Booty Call is such a popular household phrase it has even made its way into the dictionary. But decades after the phrase was first jokingly used, the term’s inventor Bill Bellamy says he regrets not trademarking it as he could have probably been swimming in riches by now.
The 56-year-old comedian is famously remembered for using the phrase in the 1990s while on HBO’s Def Comedy Jam. And in a recent interview on PEOPLE in the ’90s podcast, Bellamy said he would have probably trademarked the term had he known it was here to actually stay.
“At the time I wasn’t thinking of it like that,” the comedian told co-hosts Andrea Lavinthal and Jason Sheeler, PEOPLE reported. “I was just thinking of my joke. I didn’t realize the phrase would catch on to become, like you said, a normal word that people know what it is now. Booty call was just a clever way to say you’re trying to get a girl to come by.”
“But who knew that everybody was going to lock in on it?” he continued.
The comedian then joked he “probably right now would be on a spaceship” if he had trademarked it. “I mean, I’d be out there with Elon Musk somewhere,” he jokingly added.
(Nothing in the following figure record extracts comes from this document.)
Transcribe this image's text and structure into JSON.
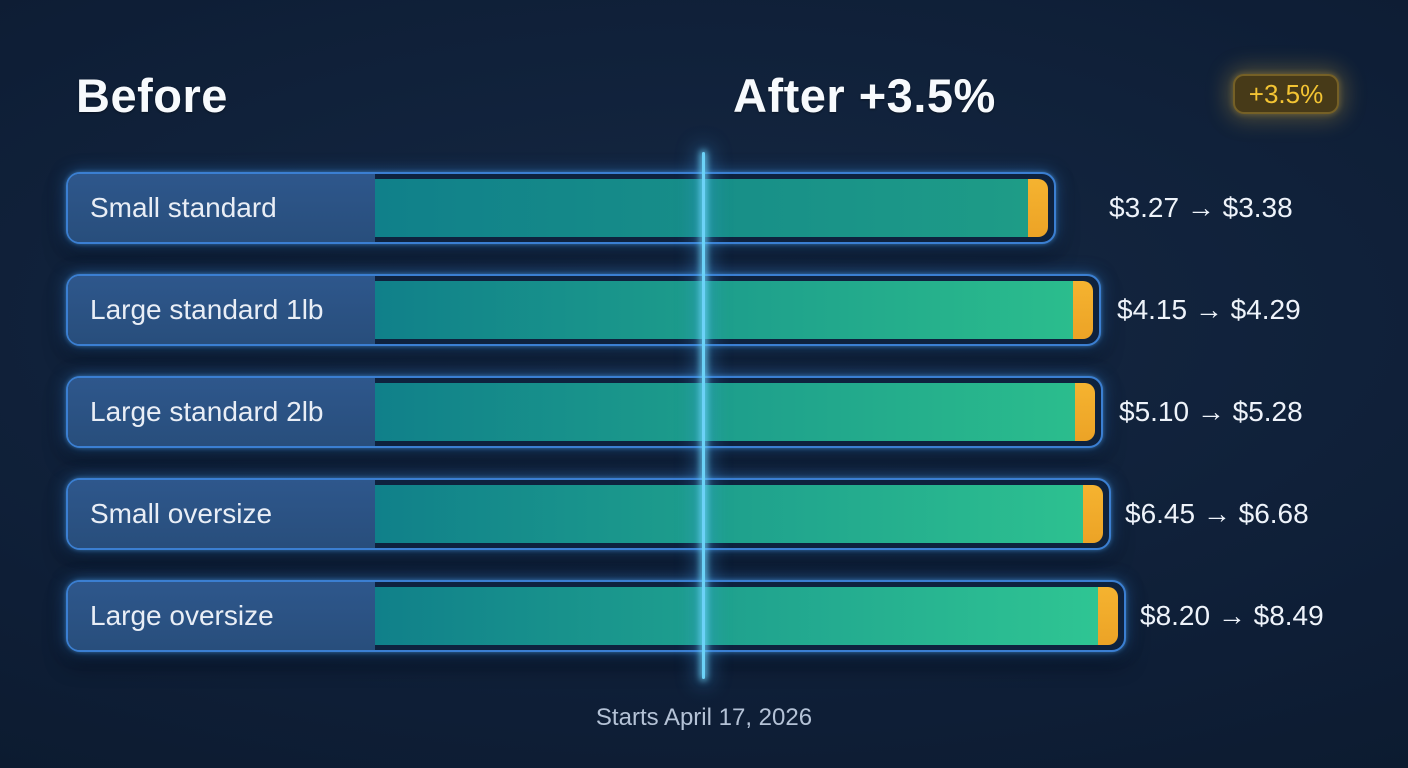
{
  "header": {
    "before_title": "Before",
    "after_title": "After +3.5%",
    "badge_label": "+3.5%"
  },
  "footer": {
    "note": "Starts April 17, 2026"
  },
  "rows": [
    {
      "label": "Small standard",
      "before": "$3.27",
      "after": "$3.38",
      "price_text": "$3.27 → $3.38",
      "row_style": "width:990px",
      "fill_style": "background:linear-gradient(90deg,#10808a 0%,#1e9c87 100%)",
      "price_style": "left:calc(100% + 55px)"
    },
    {
      "label": "Large standard 1lb",
      "before": "$4.15",
      "after": "$4.29",
      "price_text": "$4.15 → $4.29",
      "row_style": "width:1035px",
      "fill_style": "background:linear-gradient(90deg,#10808a 0%,#2bbd8d 100%)",
      "price_style": "left:calc(100% + 18px)"
    },
    {
      "label": "Large standard 2lb",
      "before": "$5.10",
      "after": "$5.28",
      "price_text": "$5.10 → $5.28",
      "row_style": "width:1037px",
      "fill_style": "background:linear-gradient(90deg,#10808a 0%,#2bbd8d 100%)",
      "price_style": "left:calc(100% + 18px)"
    },
    {
      "label": "Small oversize",
      "before": "$6.45",
      "after": "$6.68",
      "price_text": "$6.45 → $6.68",
      "row_style": "width:1045px",
      "fill_style": "background:linear-gradient(90deg,#10808a 0%,#2dc190 100%)",
      "price_style": "left:calc(100% + 16px)"
    },
    {
      "label": "Large oversize",
      "before": "$8.20",
      "after": "$8.49",
      "price_text": "$8.20 → $8.49",
      "row_style": "width:1060px",
      "fill_style": "background:linear-gradient(90deg,#10808a 0%,#2fc593 100%)",
      "price_style": "left:calc(100% + 16px)"
    }
  ],
  "colors": {
    "background": "#0e1e36",
    "row_border": "#3b7fd2",
    "label_panel": "#2b5282",
    "bar_teal": "#10808a",
    "bar_green": "#2fc593",
    "tip_orange": "#f0a82c",
    "center_line": "#6cd2f7",
    "badge_text": "#f3c433",
    "badge_background": "#473a18"
  },
  "chart_data": {
    "type": "bar",
    "orientation": "horizontal",
    "title": "Before / After +3.5%",
    "increase_pct": 3.5,
    "categories": [
      "Small standard",
      "Large standard 1lb",
      "Large standard 2lb",
      "Small oversize",
      "Large oversize"
    ],
    "series": [
      {
        "name": "Before",
        "values": [
          3.27,
          4.15,
          5.1,
          6.45,
          8.2
        ]
      },
      {
        "name": "After (+3.5%)",
        "values": [
          3.38,
          4.29,
          5.28,
          6.68,
          8.49
        ]
      }
    ],
    "unit": "USD",
    "annotations": [
      "+3.5%",
      "Starts April 17, 2026"
    ],
    "legend_position": "none",
    "grid": false
  }
}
Also during the interview, Bellamy shared his thoughts on why “booty call” became a household phrase. “The reason why that blew up, I think, in my opinion, was one, the joke was really, really funny, but the phrase was so easy,” the comedian said. “When I was doing it in the clubs, people started smiling, because they were like, ‘That’s what it is!’”
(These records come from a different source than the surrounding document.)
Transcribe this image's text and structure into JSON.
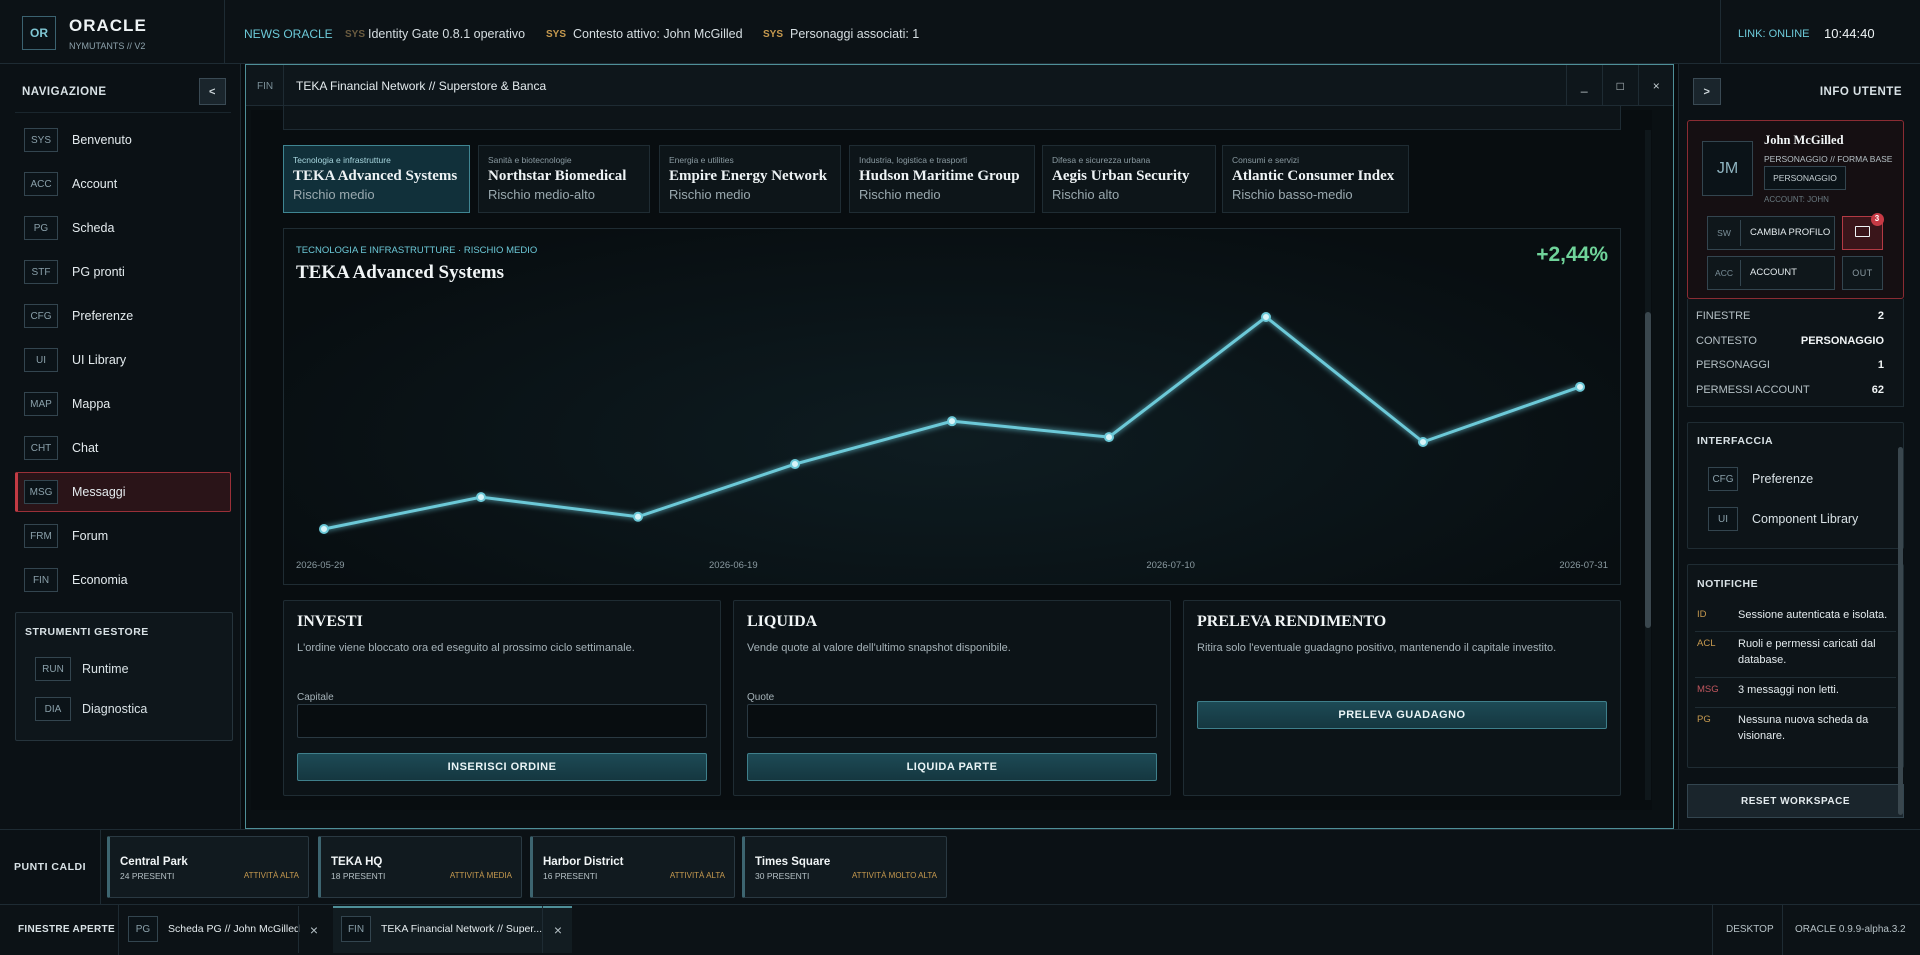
{
  "topbar": {
    "logo": "OR",
    "brand": "ORACLE",
    "subtitle": "NYMUTANTS // V2",
    "news_label": "NEWS ORACLE",
    "ticker": [
      {
        "tag": "SYS",
        "text": "Identity Gate 0.8.1 operativo"
      },
      {
        "tag": "SYS",
        "text": "Contesto attivo: John McGilled"
      },
      {
        "tag": "SYS",
        "text": "Personaggi associati: 1"
      }
    ],
    "link": "LINK: ONLINE",
    "time": "10:44:40"
  },
  "sidebar": {
    "title": "NAVIGAZIONE",
    "toggle": "<",
    "items": [
      {
        "code": "SYS",
        "label": "Benvenuto"
      },
      {
        "code": "ACC",
        "label": "Account"
      },
      {
        "code": "PG",
        "label": "Scheda"
      },
      {
        "code": "STF",
        "label": "PG pronti"
      },
      {
        "code": "CFG",
        "label": "Preferenze"
      },
      {
        "code": "UI",
        "label": "UI Library"
      },
      {
        "code": "MAP",
        "label": "Mappa"
      },
      {
        "code": "CHT",
        "label": "Chat"
      },
      {
        "code": "MSG",
        "label": "Messaggi"
      },
      {
        "code": "FRM",
        "label": "Forum"
      },
      {
        "code": "FIN",
        "label": "Economia"
      }
    ],
    "tools": {
      "title": "STRUMENTI GESTORE",
      "items": [
        {
          "code": "RUN",
          "label": "Runtime"
        },
        {
          "code": "DIA",
          "label": "Diagnostica"
        }
      ]
    }
  },
  "window": {
    "code": "FIN",
    "title": "TEKA Financial Network // Superstore & Banca",
    "controls": [
      "_",
      "□",
      "×"
    ],
    "tabs": [
      {
        "sector": "Tecnologia e infrastrutture",
        "name": "TEKA Advanced Systems",
        "risk": "Rischio medio"
      },
      {
        "sector": "Sanità e biotecnologie",
        "name": "Northstar Biomedical",
        "risk": "Rischio medio-alto"
      },
      {
        "sector": "Energia e utilities",
        "name": "Empire Energy Network",
        "risk": "Rischio medio"
      },
      {
        "sector": "Industria, logistica e trasporti",
        "name": "Hudson Maritime Group",
        "risk": "Rischio medio"
      },
      {
        "sector": "Difesa e sicurezza urbana",
        "name": "Aegis Urban Security",
        "risk": "Rischio alto"
      },
      {
        "sector": "Consumi e servizi",
        "name": "Atlantic Consumer Index",
        "risk": "Rischio basso-medio"
      }
    ],
    "chart": {
      "type": "line",
      "subtitle": "TECNOLOGIA E INFRASTRUTTURE · RISCHIO MEDIO",
      "title": "TEKA Advanced Systems",
      "change": "+2,44%",
      "xticks": [
        "2026-05-29",
        "2026-06-19",
        "2026-07-10",
        "2026-07-31"
      ],
      "values": [
        3.8,
        6.4,
        4.8,
        9.1,
        12.6,
        11.3,
        21.1,
        10.9,
        15.4
      ],
      "color": "#6cc9d8"
    },
    "panels": [
      {
        "title": "INVESTI",
        "description": "L'ordine viene bloccato ora ed eseguito al prossimo ciclo settimanale.",
        "field": "Capitale",
        "button": "INSERISCI ORDINE"
      },
      {
        "title": "LIQUIDA",
        "description": "Vende quote al valore dell'ultimo snapshot disponibile.",
        "field": "Quote",
        "button": "LIQUIDA PARTE"
      },
      {
        "title": "PRELEVA RENDIMENTO",
        "description": "Ritira solo l'eventuale guadagno positivo, mantenendo il capitale investito.",
        "button": "PRELEVA GUADAGNO"
      }
    ]
  },
  "user_panel": {
    "toggle": ">",
    "title": "INFO UTENTE",
    "avatar": "JM",
    "name": "John McGilled",
    "role": "PERSONAGGIO // FORMA BASE",
    "badge": "PERSONAGGIO",
    "account": "ACCOUNT: JOHN",
    "switch_code": "SW",
    "switch": "CAMBIA PROFILO",
    "mail_count": "3",
    "account_code": "ACC",
    "account_button": "ACCOUNT",
    "logout": "OUT",
    "stats": [
      {
        "label": "FINESTRE",
        "value": "2"
      },
      {
        "label": "CONTESTO",
        "value": "PERSONAGGIO"
      },
      {
        "label": "PERSONAGGI",
        "value": "1"
      },
      {
        "label": "PERMESSI ACCOUNT",
        "value": "62"
      }
    ],
    "interface": {
      "title": "INTERFACCIA",
      "items": [
        {
          "code": "CFG",
          "label": "Preferenze"
        },
        {
          "code": "UI",
          "label": "Component Library"
        }
      ]
    },
    "notifications": {
      "title": "NOTIFICHE",
      "items": [
        {
          "tag": "ID",
          "text": "Sessione autenticata e isolata."
        },
        {
          "tag": "ACL",
          "text": "Ruoli e permessi caricati dal database."
        },
        {
          "tag": "MSG",
          "text": "3 messaggi non letti."
        },
        {
          "tag": "PG",
          "text": "Nessuna nuova scheda da visionare."
        }
      ]
    },
    "reset": "RESET WORKSPACE"
  },
  "hotspots": {
    "title": "PUNTI CALDI",
    "items": [
      {
        "name": "Central Park",
        "present": "24 PRESENTI",
        "activity": "ATTIVITÀ ALTA"
      },
      {
        "name": "TEKA HQ",
        "present": "18 PRESENTI",
        "activity": "ATTIVITÀ MEDIA"
      },
      {
        "name": "Harbor District",
        "present": "16 PRESENTI",
        "activity": "ATTIVITÀ ALTA"
      },
      {
        "name": "Times Square",
        "present": "30 PRESENTI",
        "activity": "ATTIVITÀ MOLTO ALTA"
      }
    ]
  },
  "taskbar": {
    "title": "FINESTRE APERTE",
    "windows": [
      {
        "code": "PG",
        "title": "Scheda PG // John McGilled",
        "close": "×"
      },
      {
        "code": "FIN",
        "title": "TEKA Financial Network // Super...",
        "close": "×"
      }
    ],
    "desktop": "DESKTOP",
    "version": "ORACLE 0.9.9-alpha.3.2"
  }
}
He also explained what people actually had to go through back in the day to make a “booty call” and how dating apps have now changed that “process.”
“Now they got Tinder, they’re cheating. But back in the day you had to really make the call,” Bellamy said. “Now you can swipe left, swipe right.”
“We had to get the number,” he continued. “Now you just see a picture and you swipe.”
Elsewhere in the interview, Bellamy also spoke about Def Comedy Jam‘s legacy and the impact it had on Black comedians during that period, PEOPLE reported. He also said he and other comedians who appeared on the show evolved to become “the voices of the culture.” Besides Bellamy, the likes of Dave Chappelle and Mike Epps also had their breakthroughs on the show.
“When you go back and you watch those sets of all the comedians, guys and girls, we really, really were like the voices of the culture,” Bellamy said.
“We were topical. We were talking about subject matters that were really, really in the news and made it funny. And that’s what was the beauty of being a really great comic is we take the scope or the lens of the world and we bring it to the stage and we make it funny from our perspective, right? And that was a place where you could do whatever subject.”